Monday, December 11, 2023

Trump-Bashers Torn on Whether to Attack Travel Ban or Outbreak Response

‘He turns everything into what he thinks is a political benefit for himself, and he’s actually imploding in the process…’

(Ben Sellers, Liberty Headlines) As President Donald Trump announced in his Wednesday address from the Oval Office a 30-day travel ban on European countries where the coronavirus has spread rapidly, the president’s attackers reflexively sought to spin it into a liability.

However, many faced a dilemma whether to bash the president for xenophobia or bash him for failing to take the pandemic outbreak seriously.

During testimony before the House Oversight Committee on Wednesday, widely cited pandemic authority Anthony Fauci, director of the National Institute of Allergy and Infectious Diseases, commended Trump for trying to curb travel from infected regions, as Summit News reported.

Trump-Bashers Torn on Whether to Attack President for Travel Ban or Outbreak Response
Donald Trump / PHOTO: Ben Sellers, Liberty Headlines

“Whenever you look at the history of outbreaks, what you see now in an uncontained way … we keep getting people coming into the country that are travel-related,” Fauci said.

“We will see more cases and things will get worse than they are right now,” he continued. “How much worse they get will depend on our ability to do two things: To contain the influx of people who are infected coming from the outside and the ability to contain and mitigate within our own country.”

Yet, as the virus reached U.S. shores and turned from slow-burning concern to widespread alarm, House Democrats doubled-down on their NO BAN Act legislation, intended as a legislative last resort after open-border activists failed to achieve the desired outcome through the Supreme Court.

Last week, the House Judiciary Committee gave the go-ahead for HR-2214, which would seek to negate three executive orders from Trump that empowered government agencies to ban travel from certain countries.

The House act originally was introduced last April by Rep.

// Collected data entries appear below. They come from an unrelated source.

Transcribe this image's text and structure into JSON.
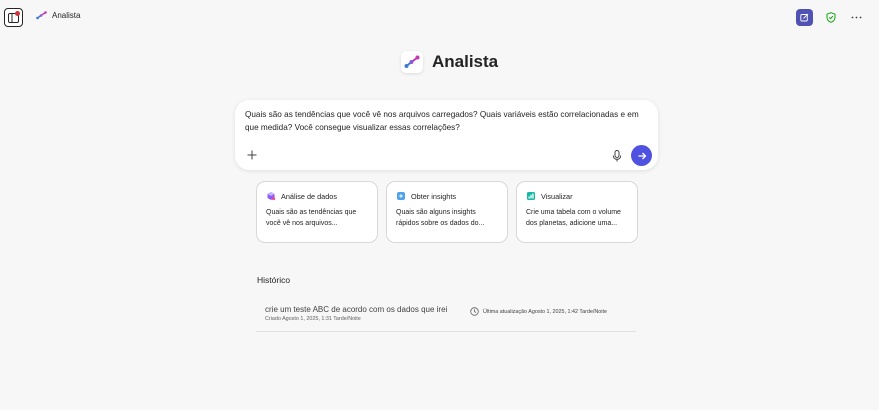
{
  "header": {
    "app_name": "Analista",
    "icons": [
      "sidebar-toggle-icon",
      "analista-logo-icon",
      "new-chat-icon",
      "shield-check-icon",
      "more-icon"
    ]
  },
  "main": {
    "title": "Analista",
    "composer": {
      "text": "Quais são as tendências que você vê nos arquivos carregados? Quais variáveis estão correlacionadas e em que medida? Você consegue visualizar essas correlações?"
    },
    "suggestions": [
      {
        "title": "Análise de dados",
        "body": "Quais são as tendências que você vê nos arquivos...",
        "icon": "data-analysis-icon"
      },
      {
        "title": "Obter insights",
        "body": "Quais são alguns insights rápidos sobre os dados do...",
        "icon": "insights-icon"
      },
      {
        "title": "Visualizar",
        "body": "Crie uma tabela com o volume dos planetas, adicione uma...",
        "icon": "visualize-icon"
      }
    ],
    "history": {
      "title": "Histórico",
      "items": [
        {
          "name": "crie um teste ABC de acordo com os dados que irei",
          "created": "Criado Agosto 1, 2025, 1:31 Tarde/Noite",
          "updated": "Última atualização Agosto 1, 2025, 1:42 Tarde/Noite"
        }
      ]
    }
  },
  "colors": {
    "accent": "#4f52e0",
    "background": "#f7f7f8",
    "shield": "#13a10e",
    "notification_dot": "#d13438"
  }
}
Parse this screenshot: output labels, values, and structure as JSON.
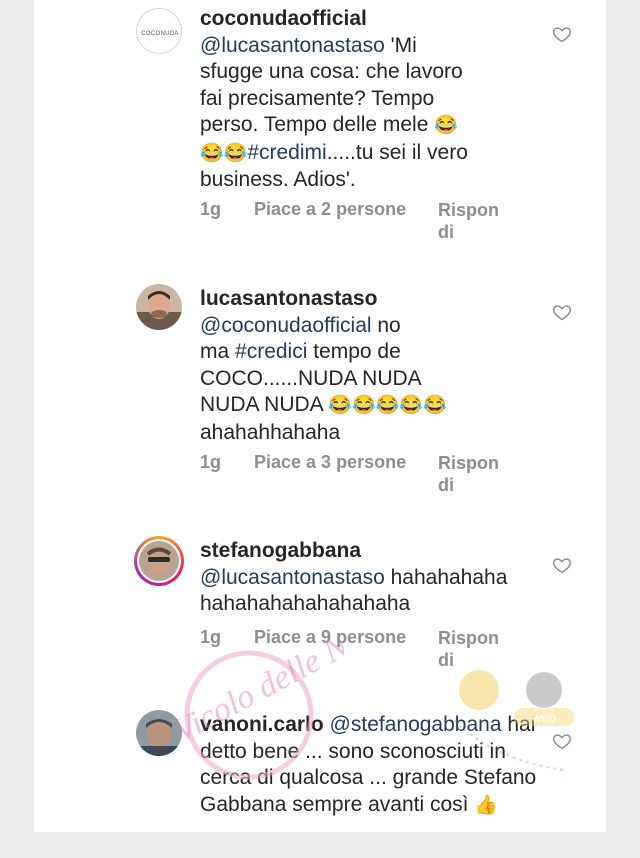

Judy Chu, D-Calif., along with 63 cosponsors. Its latest version saw the addition of 156 others, bringing the total to 219 cosponsors. All are Democrats.

While most signed on prior to the virus’s outbreak, some, such as Rep. Daniel Lipinski, D-Ill., shrugged off the threat by signing on as recently as last week.

As Summit News reported, Democratic presidential candidate Sen. Bernie Sanders also made clear in a recent town-hall gathering that he opposed at travel ban.

Trump’s planned 30-day ban, announced on Wednesday evening, was—expectedly—panned by some leaders in Europe.

“The European Union failed to take the same precautions and restrict travel from China and other hot spots,” Trump said. “As a result, a large number of new clusters in the United States were seeded by travelers from Europe”.

Several EU members, however, have also initiated their own travel bans now. The Week flashed a bold headline declaring that “The entire country of Norway is ‘shutting down.'”

Meanwhile, the Left struggled to strike the right tone between jubilation over a long-awaited economic downturn and brow-furrowing concern.

Some—including Democratic front-runner Joe Biden—sought, without evidence, to claim that Trump’s reaction to the health threat, in seeking to avoid widespread panic, was based solely on his desire to politicize the crisis and protect the economy.

Biden said that Trump should “just be quiet” about it and let experts handle the matter.

“I think there’s no confidence in the president in anything he says or does,” Biden told MSNBC’s Last Word. “He turns everything into what he thinks is a political benefit for himself, and he’s actually imploding in the process. But there’s a lot of innocent bystanders being badly hurt.”

Likewise, frequent Trump critic Gov. Andrew Cuomo of New York, who had recently tried to ply Trump with sweet nothings over the initial coronavirus response, saw his opening to resume attacks on Trump Wednesday, complaining that the federal bureaucracy had gotten in the way and that New York would begin its own testing.

““They underestimated the challenge,” said Cuomo, who himself had downplayed the threat last week. “Now, who and how and why, I don’t know.”

Cuomo also announced a plan to have prisoners manufacture a proprietary brand of New York hand sanitizer that would rival price-gouging companies like Purell.